Today I’m taking a bit of a departure from my usual reviews. Instead, I’m going to review a television series, although one with a cinematic quality and a Hollywood director attached: The Strain (2014-2017).
The Strain is about a group of creatures that resemble a zombie-vampire hybrid called the strigoi (also called “strigs” and “munchers” in the show). These creatures are filled with parasitic worms that they pass onto their victims. Even one worm will multiply rapidly inside a host body, although the full transformation into a strigoi takes a few days.
The strigoi in the show are under the control of The Master, an ancient, powerful strigoi who has almost limitless power over his minions: he can see through their eyes; he can speak through their mouths; he can command them to attack (or not to do so); and he can give some strigoi greater or lesser degrees of autonomy and/or their original personalities. The Master can also transfer himself (in the form of a red parasitic worm among thousands of white ones) to other bodies, and can give humans “The White”—a white substance that, in the right doses, grants humans incredibly renewed health and an extended lifespan.

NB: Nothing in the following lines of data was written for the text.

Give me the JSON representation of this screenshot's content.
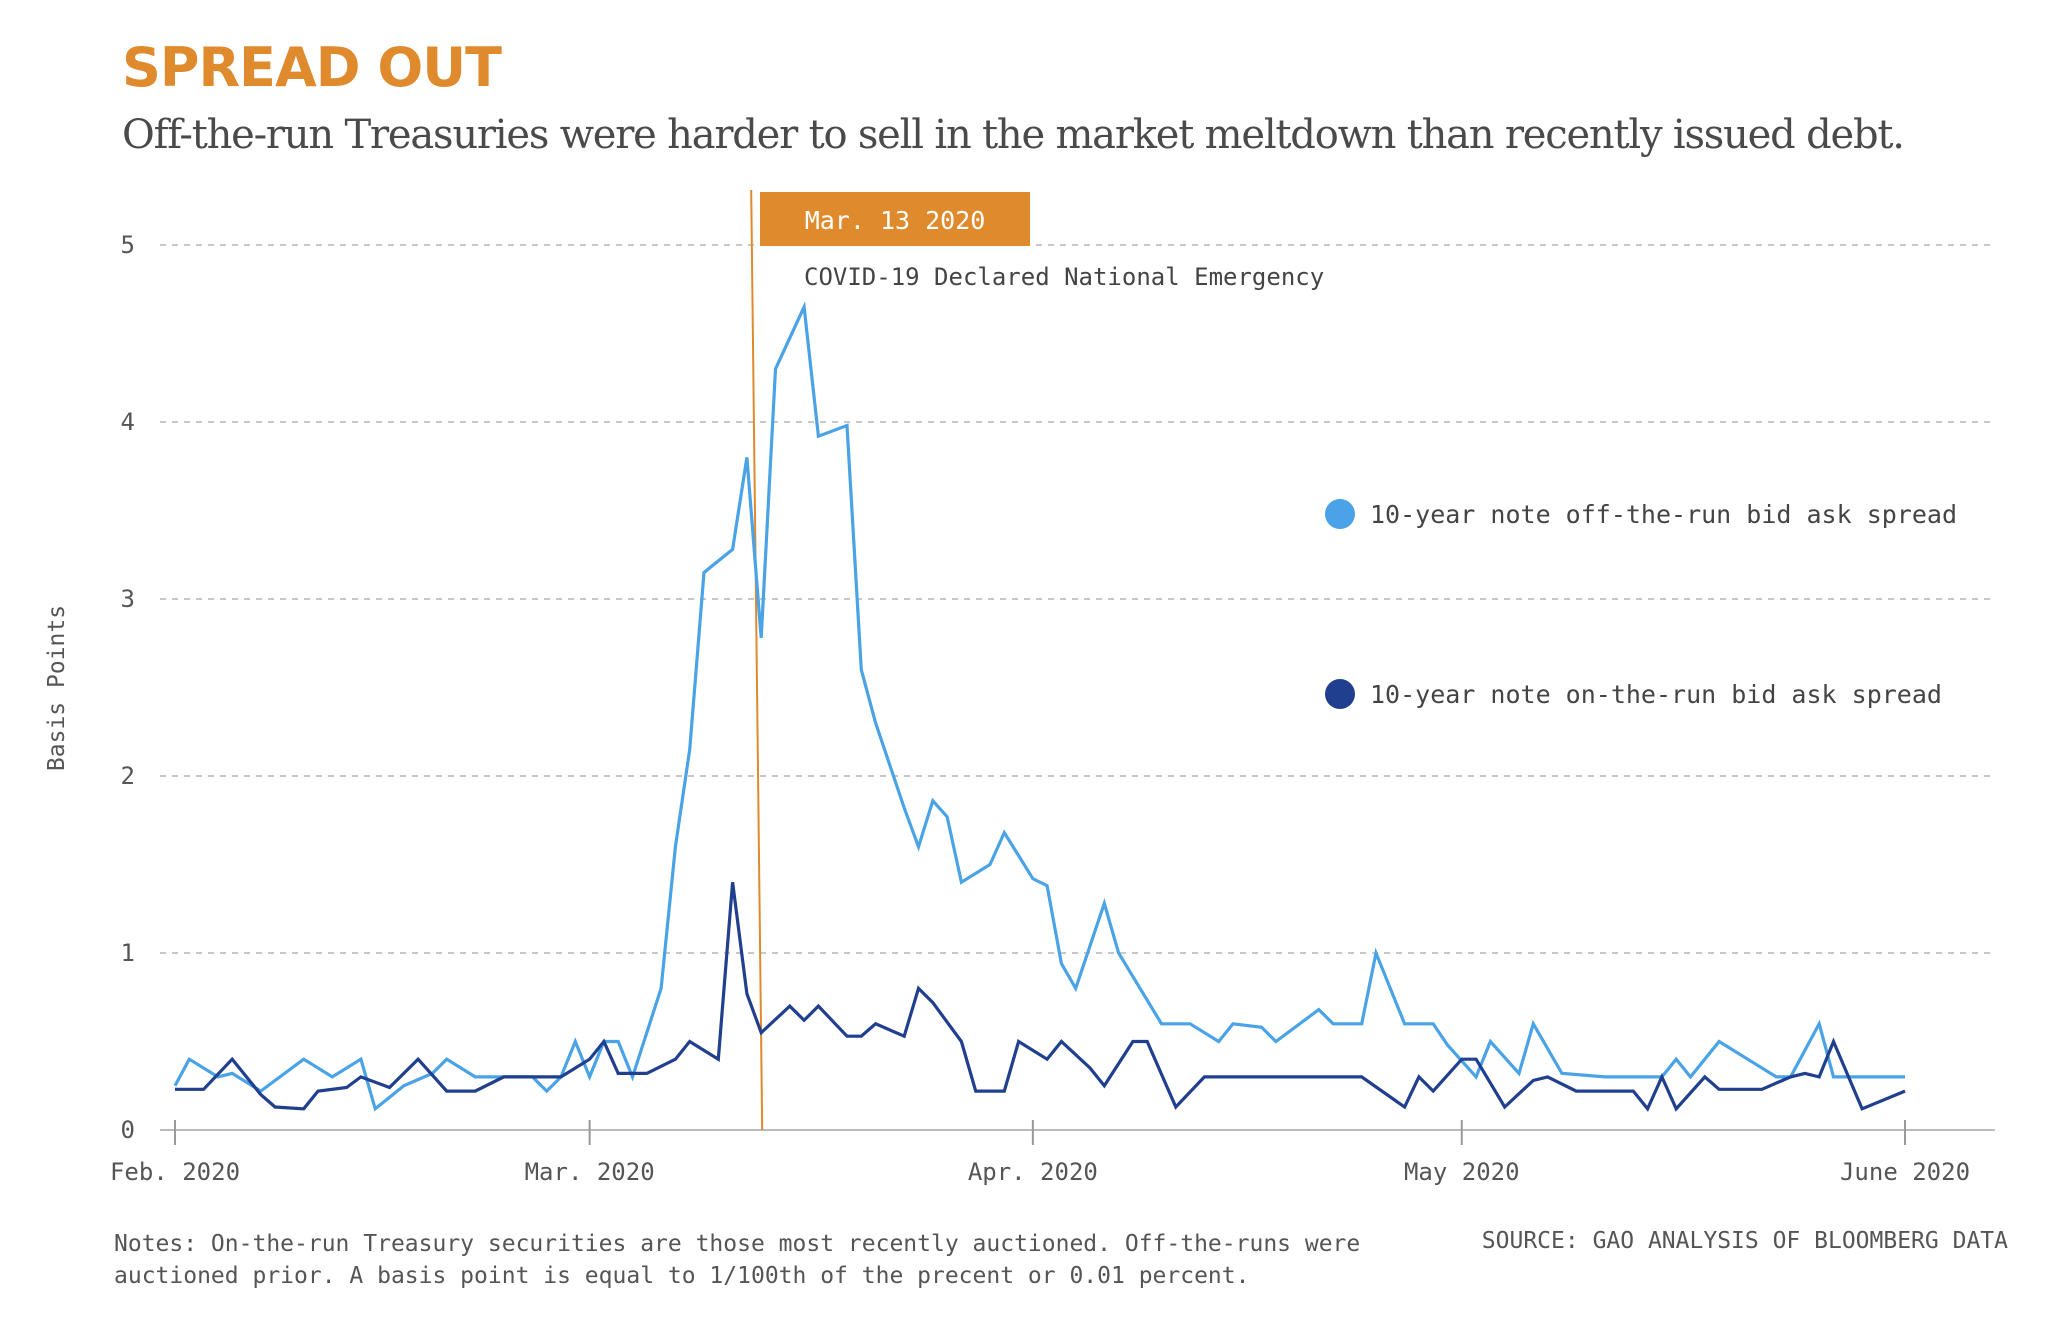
{
  "title": "SPREAD OUT",
  "subtitle": "Off-the-run Treasuries were harder to sell in the market meltdown than recently issued debt.",
  "notes": "Notes: On-the-run Treasury securities are those most recently auctioned. Off-the-runs were auctioned prior. A basis point is equal to 1/100th of the precent or 0.01 percent.",
  "source": "SOURCE: GAO ANALYSIS OF BLOOMBERG DATA",
  "colors": {
    "accent": "#e08a2e",
    "off_the_run": "#4aa3e6",
    "on_the_run": "#213f8f",
    "grid": "#b5b5b5",
    "axis_text": "#555555"
  },
  "chart_data": {
    "type": "line",
    "xlabel": "",
    "ylabel": "Basis Points",
    "ylim": [
      0,
      5
    ],
    "yticks": [
      "0",
      "1",
      "2",
      "3",
      "4",
      "5"
    ],
    "xlim": [
      "2020-02-01",
      "2020-06-01"
    ],
    "xticks": [
      {
        "date": "2020-02-01",
        "label": "Feb. 2020"
      },
      {
        "date": "2020-03-01",
        "label": "Mar. 2020"
      },
      {
        "date": "2020-04-01",
        "label": "Apr. 2020"
      },
      {
        "date": "2020-05-01",
        "label": "May 2020"
      },
      {
        "date": "2020-06-01",
        "label": "June 2020"
      }
    ],
    "grid": "horizontal-dashed",
    "legend_position": "right",
    "annotation": {
      "date": "2020-03-13",
      "label": "Mar. 13 2020",
      "text": "COVID-19 Declared National Emergency"
    },
    "series": [
      {
        "name": "10-year note off-the-run bid ask spread",
        "points": [
          [
            "2020-02-01",
            0.25
          ],
          [
            "2020-02-02",
            0.4
          ],
          [
            "2020-02-04",
            0.3
          ],
          [
            "2020-02-05",
            0.32
          ],
          [
            "2020-02-07",
            0.22
          ],
          [
            "2020-02-10",
            0.4
          ],
          [
            "2020-02-12",
            0.3
          ],
          [
            "2020-02-14",
            0.4
          ],
          [
            "2020-02-15",
            0.12
          ],
          [
            "2020-02-17",
            0.25
          ],
          [
            "2020-02-19",
            0.32
          ],
          [
            "2020-02-20",
            0.4
          ],
          [
            "2020-02-22",
            0.3
          ],
          [
            "2020-02-25",
            0.3
          ],
          [
            "2020-02-26",
            0.3
          ],
          [
            "2020-02-27",
            0.22
          ],
          [
            "2020-02-28",
            0.3
          ],
          [
            "2020-02-29",
            0.5
          ],
          [
            "2020-03-01",
            0.3
          ],
          [
            "2020-03-02",
            0.5
          ],
          [
            "2020-03-03",
            0.5
          ],
          [
            "2020-03-04",
            0.3
          ],
          [
            "2020-03-06",
            0.8
          ],
          [
            "2020-03-07",
            1.6
          ],
          [
            "2020-03-08",
            2.15
          ],
          [
            "2020-03-09",
            3.15
          ],
          [
            "2020-03-11",
            3.28
          ],
          [
            "2020-03-12",
            3.8
          ],
          [
            "2020-03-13",
            2.78
          ],
          [
            "2020-03-14",
            4.3
          ],
          [
            "2020-03-16",
            4.65
          ],
          [
            "2020-03-17",
            3.92
          ],
          [
            "2020-03-19",
            3.98
          ],
          [
            "2020-03-20",
            2.6
          ],
          [
            "2020-03-21",
            2.3
          ],
          [
            "2020-03-23",
            1.82
          ],
          [
            "2020-03-24",
            1.6
          ],
          [
            "2020-03-25",
            1.86
          ],
          [
            "2020-03-26",
            1.77
          ],
          [
            "2020-03-27",
            1.4
          ],
          [
            "2020-03-29",
            1.5
          ],
          [
            "2020-03-30",
            1.68
          ],
          [
            "2020-04-01",
            1.42
          ],
          [
            "2020-04-02",
            1.38
          ],
          [
            "2020-04-03",
            0.94
          ],
          [
            "2020-04-04",
            0.8
          ],
          [
            "2020-04-06",
            1.28
          ],
          [
            "2020-04-07",
            1.0
          ],
          [
            "2020-04-10",
            0.6
          ],
          [
            "2020-04-12",
            0.6
          ],
          [
            "2020-04-14",
            0.5
          ],
          [
            "2020-04-15",
            0.6
          ],
          [
            "2020-04-17",
            0.58
          ],
          [
            "2020-04-18",
            0.5
          ],
          [
            "2020-04-21",
            0.68
          ],
          [
            "2020-04-22",
            0.6
          ],
          [
            "2020-04-24",
            0.6
          ],
          [
            "2020-04-25",
            1.0
          ],
          [
            "2020-04-27",
            0.6
          ],
          [
            "2020-04-29",
            0.6
          ],
          [
            "2020-04-30",
            0.48
          ],
          [
            "2020-05-02",
            0.3
          ],
          [
            "2020-05-03",
            0.5
          ],
          [
            "2020-05-05",
            0.32
          ],
          [
            "2020-05-06",
            0.6
          ],
          [
            "2020-05-08",
            0.32
          ],
          [
            "2020-05-11",
            0.3
          ],
          [
            "2020-05-13",
            0.3
          ],
          [
            "2020-05-15",
            0.3
          ],
          [
            "2020-05-16",
            0.4
          ],
          [
            "2020-05-17",
            0.3
          ],
          [
            "2020-05-19",
            0.5
          ],
          [
            "2020-05-21",
            0.4
          ],
          [
            "2020-05-23",
            0.3
          ],
          [
            "2020-05-24",
            0.3
          ],
          [
            "2020-05-26",
            0.6
          ],
          [
            "2020-05-27",
            0.3
          ],
          [
            "2020-06-01",
            0.3
          ]
        ]
      },
      {
        "name": "10-year note on-the-run bid ask spread",
        "points": [
          [
            "2020-02-01",
            0.23
          ],
          [
            "2020-02-03",
            0.23
          ],
          [
            "2020-02-05",
            0.4
          ],
          [
            "2020-02-07",
            0.2
          ],
          [
            "2020-02-08",
            0.13
          ],
          [
            "2020-02-10",
            0.12
          ],
          [
            "2020-02-11",
            0.22
          ],
          [
            "2020-02-13",
            0.24
          ],
          [
            "2020-02-14",
            0.3
          ],
          [
            "2020-02-16",
            0.24
          ],
          [
            "2020-02-18",
            0.4
          ],
          [
            "2020-02-20",
            0.22
          ],
          [
            "2020-02-22",
            0.22
          ],
          [
            "2020-02-24",
            0.3
          ],
          [
            "2020-02-27",
            0.3
          ],
          [
            "2020-02-28",
            0.3
          ],
          [
            "2020-03-01",
            0.4
          ],
          [
            "2020-03-02",
            0.5
          ],
          [
            "2020-03-03",
            0.32
          ],
          [
            "2020-03-05",
            0.32
          ],
          [
            "2020-03-07",
            0.4
          ],
          [
            "2020-03-08",
            0.5
          ],
          [
            "2020-03-10",
            0.4
          ],
          [
            "2020-03-11",
            1.4
          ],
          [
            "2020-03-12",
            0.77
          ],
          [
            "2020-03-13",
            0.55
          ],
          [
            "2020-03-15",
            0.7
          ],
          [
            "2020-03-16",
            0.62
          ],
          [
            "2020-03-17",
            0.7
          ],
          [
            "2020-03-19",
            0.53
          ],
          [
            "2020-03-20",
            0.53
          ],
          [
            "2020-03-21",
            0.6
          ],
          [
            "2020-03-23",
            0.53
          ],
          [
            "2020-03-24",
            0.8
          ],
          [
            "2020-03-25",
            0.72
          ],
          [
            "2020-03-27",
            0.5
          ],
          [
            "2020-03-28",
            0.22
          ],
          [
            "2020-03-30",
            0.22
          ],
          [
            "2020-03-31",
            0.5
          ],
          [
            "2020-04-02",
            0.4
          ],
          [
            "2020-04-03",
            0.5
          ],
          [
            "2020-04-05",
            0.35
          ],
          [
            "2020-04-06",
            0.25
          ],
          [
            "2020-04-08",
            0.5
          ],
          [
            "2020-04-09",
            0.5
          ],
          [
            "2020-04-11",
            0.13
          ],
          [
            "2020-04-13",
            0.3
          ],
          [
            "2020-04-24",
            0.3
          ],
          [
            "2020-04-27",
            0.13
          ],
          [
            "2020-04-28",
            0.3
          ],
          [
            "2020-04-29",
            0.22
          ],
          [
            "2020-05-01",
            0.4
          ],
          [
            "2020-05-02",
            0.4
          ],
          [
            "2020-05-04",
            0.13
          ],
          [
            "2020-05-06",
            0.28
          ],
          [
            "2020-05-07",
            0.3
          ],
          [
            "2020-05-09",
            0.22
          ],
          [
            "2020-05-13",
            0.22
          ],
          [
            "2020-05-14",
            0.12
          ],
          [
            "2020-05-15",
            0.3
          ],
          [
            "2020-05-16",
            0.12
          ],
          [
            "2020-05-18",
            0.3
          ],
          [
            "2020-05-19",
            0.23
          ],
          [
            "2020-05-22",
            0.23
          ],
          [
            "2020-05-24",
            0.3
          ],
          [
            "2020-05-25",
            0.32
          ],
          [
            "2020-05-26",
            0.3
          ],
          [
            "2020-05-27",
            0.5
          ],
          [
            "2020-05-29",
            0.12
          ],
          [
            "2020-06-01",
            0.22
          ]
        ]
      }
    ]
  }
}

There are strigoi not under The Master’s control, but the show never clearly explains why. One strigoi, The Born, is the vengeful offspring of The Master and a human. There are also The Ancients, a set of which reside in New York City (the “New World Ancients”), and a set that reside in the Old World. The New World Ancients are portrayed as vampiric husks, existing in a state of stasis and complacency. All of these strigoi are at odds with The Master.
A plucky band of humans, led by the elderly Jewish pawnbroker Abraham Setrakian, also fight against The Master, to degrees that grow increasingly desperate as the show progresses and their numbers dwindle. Setrakian is a Holocaust survivor, and his archnemesis is Thomas Eichhorst, the chief lieutenant of The Master. Eichhorst was the commander of the concentration camp where Setrakian was held captive, and the two share a lethal bond that, I would argue, is the best part of the show. The decades-long duel between them is fascinating viewing.
So, what of the show itself? I have mixed feelings about it, to be sure. Over the course of its four seasons, I found much about the show that I found tedious and boring. Season 3, particularly, got bogged down in side stories, but the finale almost made the ride worth it.